Problèmes externalisés§

  • Inattention, hyperactivité ou impulsivité5
  • Problèmes de comportements5
  • Comportements antisociaux5
  • Consommation d’alcool ou de cannabis5
  • Perte de confiance envers la technologie et changement dans sa fréquence d’utilisation (diminution ou un arrêt)6
  • Parcours scolaire affecté (lorsque la cyberintimidation se déroule en contexte d’études collégiales et universitaires)6

Santé physique§

  • Maux de ventre6
  • Palpitations cardiaques5

Expériences de type psychotique§

  • Hallucinations5
  • Paranoïa5,6

§Les conséquences ne sont pas présentées par ordre d’importance.
* Cette conséquence a également été documentée chez les jeunes adultes qui posent des gestes de cyberintimidation8

En outre, les conséquences de la cyberintimidation peuvent être comparables aux conséquences de l’intimidation6.

Le lien entre la cyberintimidation et le suicide chez les adultes

Les études qui ont examiné le lien entre la cyberintimidation et le suicide chez les adultes et les jeunes adultes indiquent que les personnes qui sont victimes de cyberintimidation seraient plus à risque d’avoir des idéations suicidaires5-9, des comportements suicidaires8 ou de commettre une tentative de suicide6,8,9, comparativement à celles qui ne sont pas victimes.

Dans une moindre mesure, les jeunes adultes qui posent des gestes de cyberintimidation seraient plus à risque d’avoir des idéations ou des comportements suicidaires que ceux qui n’en posent pas8.

Les études ne permettent cependant pas d’établir un lien de causalité entre la cyberintimidation et les idéations et comportements suicidaires. L’impact de la cyberintimidation sur les idéations suicidaires pourrait être modulé par certains facteurs comme une détresse psychologique9.


La prévention de l’intimidation à l’âge adulte

Puisque certaines manifestations d’intimidation peuvent faire partie de phénomènes plus larges et passibles de sanctions, la prévention de ces gestes doit s’inscrire dans différentes stratégies ou mesures de prévention visant les types de violence dans lesquels les gestes sont posés.

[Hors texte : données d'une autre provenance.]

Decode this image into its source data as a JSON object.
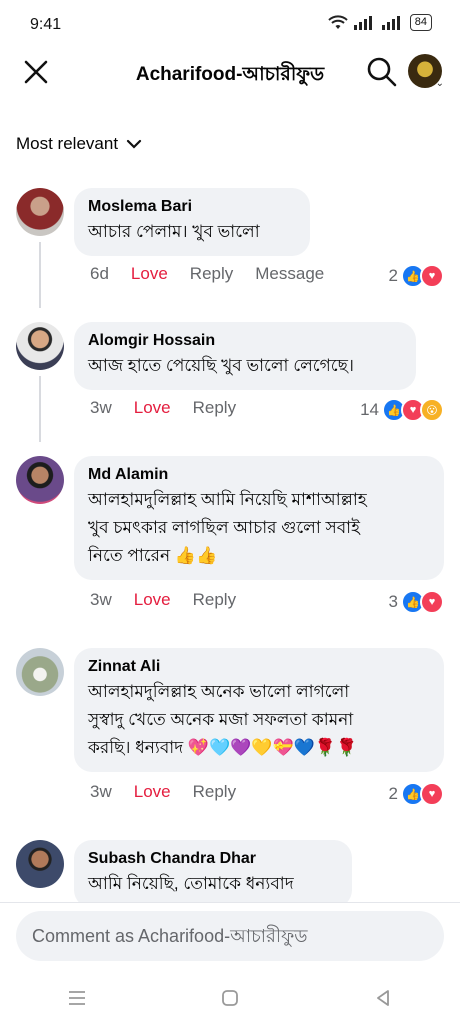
{
  "status": {
    "time": "9:41",
    "battery": "84"
  },
  "header": {
    "title": "Acharifood-আচারীফুড"
  },
  "sort": {
    "label": "Most relevant"
  },
  "comments": [
    {
      "author": "Moslema Bari",
      "text": [
        "আচার পেলাম। খুব ভালো"
      ],
      "time": "6d",
      "love": "Love",
      "reply": "Reply",
      "message": "Message",
      "count": "2"
    },
    {
      "author": "Alomgir Hossain",
      "text": [
        "আজ হাতে পেয়েছি খুব ভালো লেগেছে।"
      ],
      "time": "3w",
      "love": "Love",
      "reply": "Reply",
      "count": "14"
    },
    {
      "author": "Md Alamin",
      "text": [
        "আলহামদুলিল্লাহ আমি নিয়েছি মাশাআল্লাহ",
        "খুব চমৎকার লাগছিল আচার গুলো সবাই",
        "নিতে পারেন 👍👍"
      ],
      "time": "3w",
      "love": "Love",
      "reply": "Reply",
      "count": "3"
    },
    {
      "author": "Zinnat Ali",
      "text": [
        "আলহামদুলিল্লাহ অনেক ভালো লাগলো",
        "সুস্বাদু খেতে অনেক মজা সফলতা কামনা",
        "করছি। ধন্যবাদ 💖🩵💜💛💝💙🌹🌹"
      ],
      "time": "3w",
      "love": "Love",
      "reply": "Reply",
      "count": "2"
    },
    {
      "author": "Subash Chandra Dhar",
      "text": [
        "আমি নিয়েছি, তোমাকে ধন্যবাদ"
      ]
    }
  ],
  "composer": {
    "placeholder": "Comment as Acharifood-আচারীফুড"
  },
  "colors": {
    "accent": "#1877f2",
    "love": "#e41e3f",
    "bubble": "#f0f2f5"
  }
}
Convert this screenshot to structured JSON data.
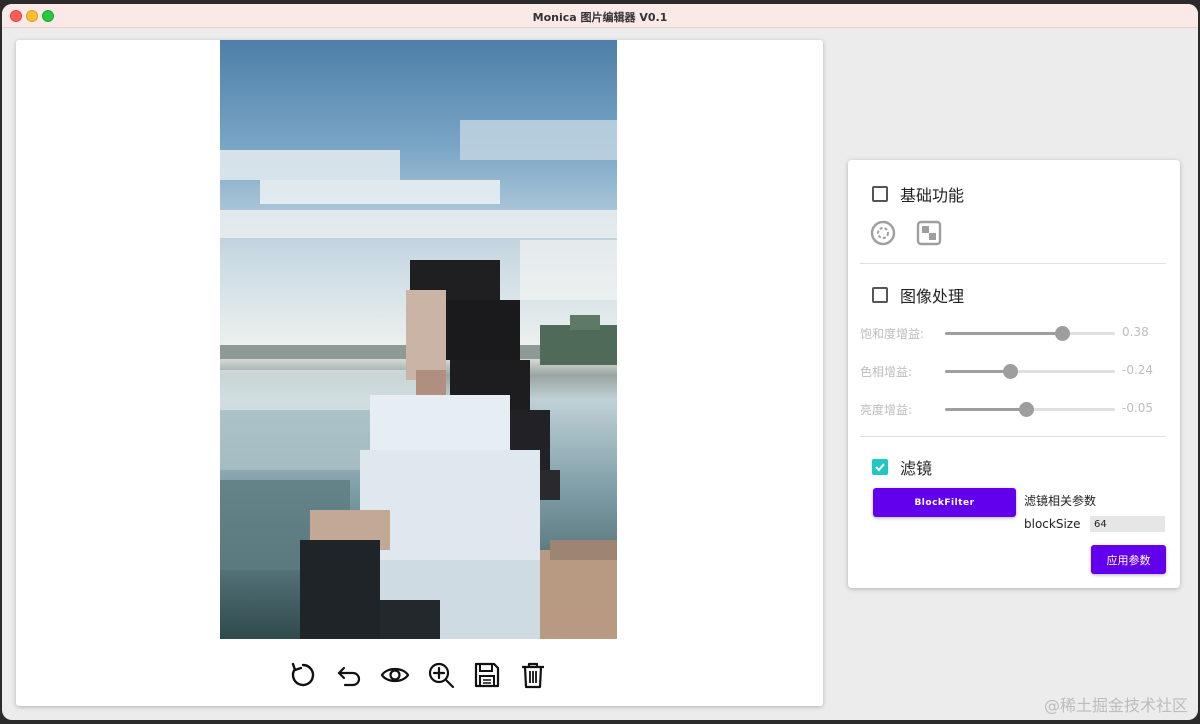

Certaines stratégies reconnues efficaces en prévention de la violence, comme le changement des normes sociales qui favorisaient jusqu’alors la violence, peuvent également contribuer à la prévention de l’intimidation à l’âge adulte à travers la création et le maintien de milieux de vie bienveillants et respectueux, de rapports égalitaires et de comportements empreints de civisme.

Références

  1. MINISTÈRE DE LA FAMILLE (2021). Plan d’action concerté pour prévenir et contrer l’intimidation et la cyberintimidation 2020-2025, Montréal (Québec), Ministère de la famille.
  2. FAUCHER, C., M. JACKSON et W. CASSIDY (2014). « Cyberbullying among university students: gendered experiences, impacts, and perspectives », Education Research International, vol. 2014, p. e698545.
  3. GRAVEL, M.-A. (2017). La cyberintimidation et les expériences de victimisation, Québec, Institut de la statistique du Québec, « Données sociodémographiques en bref ».
  4. GRAVEL, M.-A. (2015). La victimisation de la population québécoise : victimisation criminelle et cybervictimisation, Québec, Institut de la statistique du Québec.
  5. BALDWIN, J. R., Z. AYORECH, F. V. RIJSDIJK, T. SCHOELER et J. B. PINGAULT (2021). « Cyber-victimisation and mental health in young people: A co-twin control study », Psychological Medicine, vol. 51, n° 15, p. 2620‑2630.
  6. STEVENS, F., J. R. C. NURSE et B. ARIEF (2021). « Cyber stalking, cyber harassment, and adult mental health: A systematic review », Cyberpsychology, Behavior and Social Networking, vol. 24, n° 6, p. 367‑376.
  7. MARTINEZ-MONTEAGUDO, M. C., B. DELGADO, A. DIAZ-HERRERO et J. M. GARCIA-FERNANDEZ (2020). « Relationship between suicidal thinking, anxiety, depression and stress in university students who are victims of cyberbullying », Psychiatry Research, vol. 286, p. 112856.
  8. JOHN, A., A. C. GLENDENNING, A. MARCHANT, P. MONTGOMERY, A. STEWART, S. WOOD, K. LLOYD et K. HAWTON (2018). « Self-harm, suicidal behaviours, and cyberbullying in children and young people: Systematic review », Journal of Medical Internet Research, vol. 20, n° 4, p. e129.
  9. CENAT, J. M., K. SMITH, M. HEBERT et D. DERIVOIS (2019). « Cybervictimization and suicidality among French undergraduate students: A mediation model », Journal of Affective Disorders, vol. 249, p. 90‑95.